長引く「ゼロコロナ政策」の影響 遠山 潔 【東アジアのリアル】 

中国の「ゼロコロナ政策」が依然として続いている。先日は上海の大手家具店で突然の封鎖が行われ、一部の客が無理やり店外に出ようとし混乱した。その状況が報じられ、この戦略が街の人たちの心理にどれほどの影響を与えているのであろうかと考えさせられた。市民の不安は我々の想像を絶するものであるに違いない。

「正常な日常生活」を送るためには、北京では現在でも72時間に一度はPCR検査を行い、陰性証明を随時提示できるようにしておかなければならない。買い物に出かけるにしてもその証明書(ほとんどの場合は電子版)を店員に提示しなければ入店すらできない。そのため街中の2キロ以内のところにPCR検査のための小さな小屋が林立し、市民はその検査のために時間を割くことを余儀なくされる。かなり前では「ご飯食べた?」や「忙しい?」というのが一般的なあいさつだったのが、近ごろは「PCR検査やった?」に変わったという。

日常生活への影響を考慮すると、これは教会も他人事ではない。公認教会ではもとより、中規模の家庭教会においても神経をとがらせているようだ。入室前にスマホの画面をかざす仕草は、すでに人々の自然な動作と化している。ただ、中には依然として懸念を抱いている人もいるようだ。「この技術を使って行動を監視されているような気がしてならない」。そう吐露するのは何も高齢者だけではない。自らの行動がもしかしたら記録されている。その可能性があるので、教会の礼拝も対面式では参加しない。そうした人が漸増しているという。

中国研究で著名な国分良成氏がたいへん印象深い言葉を述べている。「中国研究では、『中国の言っていることより、やっていることが大事』、これが基本である」(『世界経済評論』2022年7・8月号、3頁)。市民の身の安全を守るためという建前での現在のシステムも、実際にどのように運用されているか不明瞭な中では、どうしても危惧されてしまうのも致し方ないのかもしれない。

撮影=A.Z.

システム云々もそうだが、むしろ長期化するゼロコロナ政策そのものが憂慮に堪えないと考える若者たちもいる。特に子育て世代の懸念は顕著のようだ。

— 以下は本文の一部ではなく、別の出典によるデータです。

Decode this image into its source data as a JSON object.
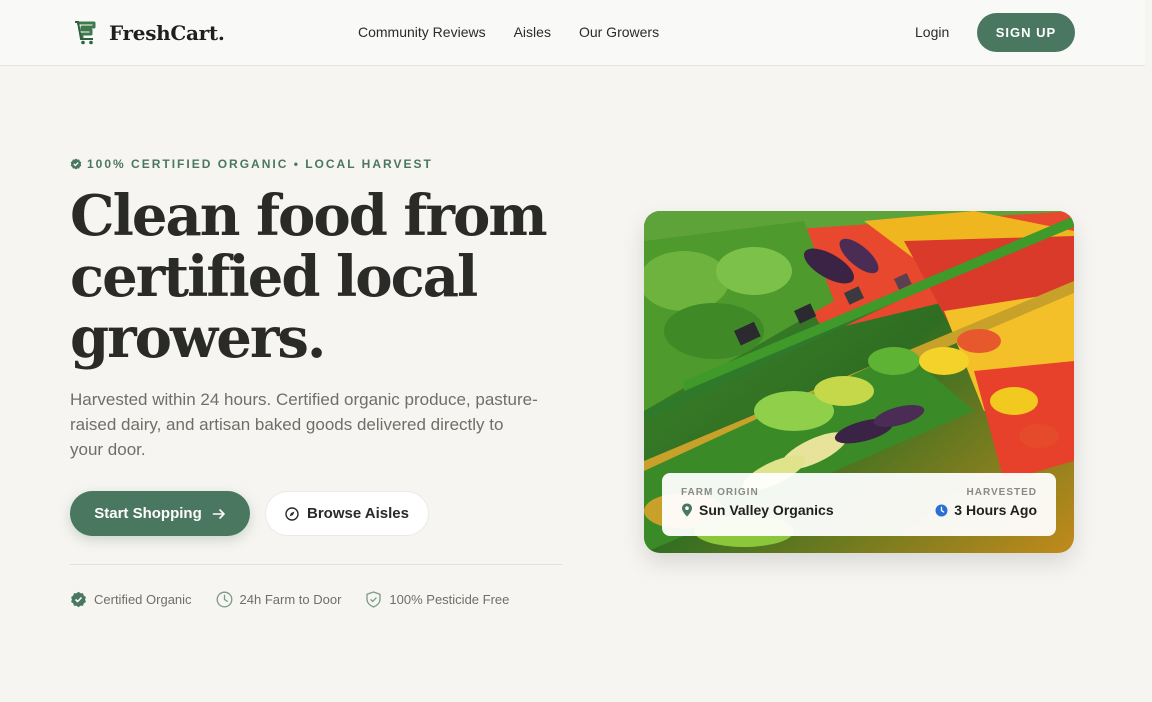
{
  "brand": {
    "name": "FreshCart.",
    "icon": "logo-f-cart-icon",
    "accent": "#4a7760"
  },
  "nav": {
    "items": [
      "Community Reviews",
      "Aisles",
      "Our Growers"
    ]
  },
  "auth": {
    "login": "Login",
    "signup": "SIGN UP"
  },
  "hero": {
    "eyebrow": "100% CERTIFIED ORGANIC • LOCAL HARVEST",
    "title_lines": [
      "Clean food from",
      "certified local",
      "growers."
    ],
    "subtitle": "Harvested within 24 hours. Certified organic produce, pasture-raised dairy, and artisan baked goods delivered directly to your door.",
    "primary_cta": "Start Shopping",
    "secondary_cta": "Browse Aisles"
  },
  "badges": [
    {
      "label": "Certified Organic",
      "icon": "check-badge-icon"
    },
    {
      "label": "24h Farm to Door",
      "icon": "clock-icon"
    },
    {
      "label": "100% Pesticide Free",
      "icon": "shield-check-icon"
    }
  ],
  "card": {
    "farm_label": "FARM ORIGIN",
    "farm_value": "Sun Valley Organics",
    "harvest_label": "HARVESTED",
    "harvest_value": "3 Hours Ago"
  }
}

「このゼロコロナ政策が自分の子どもにどういった影響を及ぼしているのかが分からず、先行きが不安で仕方がない」。そういった言葉をよく耳にするようになった。「コロナが長引いて、このゼロコロナ政策が長期化すればするほど、子どもたちへの心理的影響が計り知れない」。ある教会の姉妹がそのように話した。

一方で、こうした懸念事項が教会において活発な議論を逆に引き起こしているという現象も見られる。今まで教会が無関心だった領域に、新型コロナにまつわる懸念によって逆に関心が高まりつつあるというのだ。その中の一つが環境問題である。特に都市部のごみ問題への関心が高まっている。日本同様、コロナ隔離のため急増したのがデリバリーサービスであるが、これは便利な反面、プラスチックごみ問題を巻き起こしている。またPCR検査も同様の懸念がある。72時間に一度の頻度で全市民が実施しなければならないというのは驚愕の数字である。その検査は必須だが、それによって生じるごみ問題はどう解決されているのだろうか。こうした問題に対して教会はいったい何ができるのであろうか。答えが見つからないが、教会の若者たちは葛藤し始めている。

この6月、日本ではリチャード・ボウカムの邦訳が上梓された(『聖書とエコロジー』山口希生訳、いのちのことば社)。もしかしたら中国の兄姉たちのように、我々日本の教会においてもこうした議論が活発化していくのかもしれない。

遠山 潔
 とおやま・きよし 1974年千葉県生まれ。中国での教会の発展と変遷に興味を持ち、約20年が経過。この間、さまざまな形で中国大陸事情についての研究に携わる。国内外で神学及び中国哲学を学び修士号を取得。現在博士課程在籍中。